Fragmented mitochondria released from microglia trigger A1 astrocytic response and propagate inflammatory neurodegeneration

Nature Neuroscience 22, 2019

Efforts to reduce the personal and societal burden of neurodegenerative disease (ND) hinge on the identification of the underlying molecular mechanism(s) that causes neuronal death. One common aspect of neuronal death in Alzheimer’s disease (AD), amyotrophic lateral sclerosis (ALS), and Huntington’s disease (HD) is the relationship to the buildup of neurotoxic proteins. Glial cells, normally neuroprotective, can be transformed into a neuroinflammatory state (“A1” for astrocytes) stimulated by this neuronal detritus and by microglial activation. Interestingly, pathological mitochondrial fission mediated by Drp1-Fis1 interaction (as opposed to physiological fission through Drp1-Mff) is also a characteristic of many ND. In their new study, Joshi et al. used various mouse ND models to reveal a process where microglia expressing neurotoxic proteins released dysfunctional and fragmented mitochondria that drove A1 astrocyte-triggered neuroinflammation and subsequent innate immune-mediated neuronal death, with the resultant debris contributing to additional inflammation. Importantly, disruption of the Drp1-Fis1 interaction ameliorated these effects. The authors stressed that the fate of neurons was determined by the extracellular ratio of damaged to normal mitochondria, which was dependent on the amount of pathological fission in microglia.
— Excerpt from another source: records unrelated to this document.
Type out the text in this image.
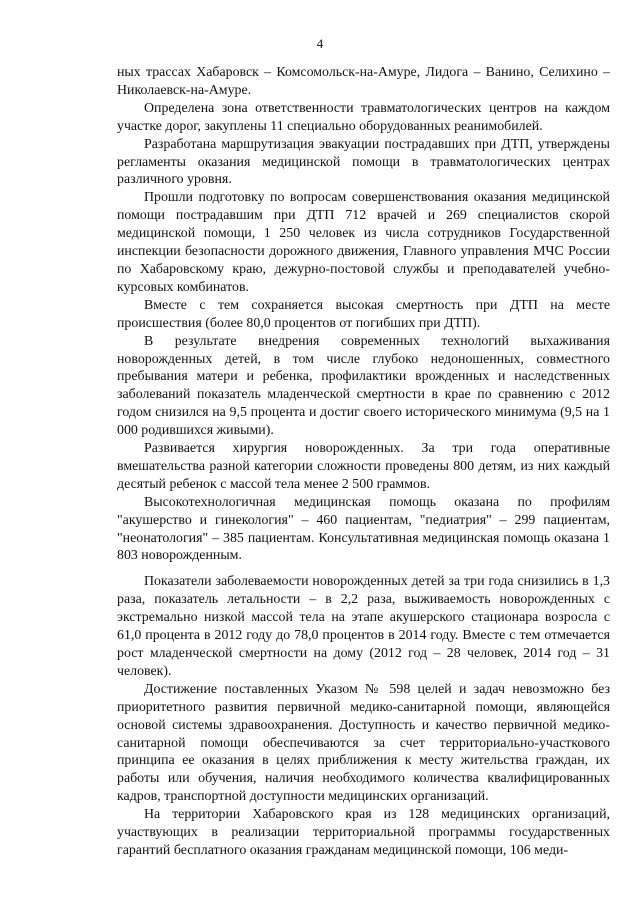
4

ных трассах Хабаровск – Комсомольск-на-Амуре, Лидога – Ванино, Селихино – Николаевск-на-Амуре.

Определена зона ответственности травматологических центров на каждом участке дорог, закуплены 11 специально оборудованных реанимобилей.

Разработана маршрутизация эвакуации пострадавших при ДТП, утверждены регламенты оказания медицинской помощи в травматологических центрах различного уровня.

Прошли подготовку по вопросам совершенствования оказания медицинской помощи пострадавшим при ДТП 712 врачей и 269 специалистов скорой медицинской помощи, 1 250 человек из числа сотрудников Государственной инспекции безопасности дорожного движения, Главного управления МЧС России по Хабаровскому краю, дежурно-постовой службы и преподавателей учебно-курсовых комбинатов.

Вместе с тем сохраняется высокая смертность при ДТП на месте происшествия (более 80,0 процентов от погибших при ДТП).

В результате внедрения современных технологий выхаживания новорожденных детей, в том числе глубоко недоношенных, совместного пребывания матери и ребенка, профилактики врожденных и наследственных заболеваний показатель младенческой смертности в крае по сравнению с 2012 годом снизился на 9,5 процента и достиг своего исторического минимума (9,5 на 1 000 родившихся живыми).

Развивается хирургия новорожденных. За три года оперативные вмешательства разной категории сложности проведены 800 детям, из них каждый десятый ребенок с массой тела менее 2 500 граммов.

Высокотехнологичная медицинская помощь оказана по профилям "акушерство и гинекология" – 460 пациентам, "педиатрия" – 299 пациентам, "неонатология" – 385 пациентам. Консультативная медицинская помощь оказана 1 803 новорожденным.

Показатели заболеваемости новорожденных детей за три года снизились в 1,3 раза, показатель летальности – в 2,2 раза, выживаемость новорожденных с экстремально низкой массой тела на этапе акушерского стационара возросла с 61,0 процента в 2012 году до 78,0 процентов в 2014 году. Вместе с тем отмечается рост младенческой смертности на дому (2012 год – 28 человек, 2014 год – 31 человек).

Достижение поставленных Указом № 598 целей и задач невозможно без приоритетного развития первичной медико-санитарной помощи, являющейся основой системы здравоохранения. Доступность и качество первичной медико-санитарной помощи обеспечиваются за счет территориально-участкового принципа ее оказания в целях приближения к месту жительства граждан, их работы или обучения, наличия необходимого количества квалифицированных кадров, транспортной доступности медицинских организаций.

На территории Хабаровского края из 128 медицинских организаций, участвующих в реализации территориальной программы государственных гарантий бесплатного оказания гражданам медицинской помощи, 106 меди-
Together, the results suggest that inhibition of Drp1-Fis1-mediated mitochondrial fission, with the goal of increasing the ratio between functional and damaged mitochondria, may offer a new approach to neuroprotection in various NDs.

 

Abstract

In neurodegenerative diseases, debris of dead neurons are thought to trigger glia-mediated neuroinflammation, thus increasing neuronal death. Here we show that the expression of neurotoxic proteins associated with these diseases in microglia alone is sufficient to directly trigger death of naive neurons and to propagate neuronal death through activation of naive astrocytes to the A1 state. Injury propagation is mediated, in great part, by the release of fragmented and dysfunctional microglial mitochondria into the neuronal milieu. The amount of damaged mitochondria released from microglia relative to functional mitochondria and the consequent neuronal injury are determined by Fis1-mediated mitochondrial fragmentation within the glial cells. The propagation of the inflammatory response and neuronal cell death by extracellular dysfunctional mitochondria suggests a potential new intervention for neurodegeneration—one that inhibits mitochondrial fragmentation in microglia, thus inhibiting the release of dysfunctional mitochondria into the extracellular milieu of the brain, without affecting the release of healthy neuroprotective mitochondria.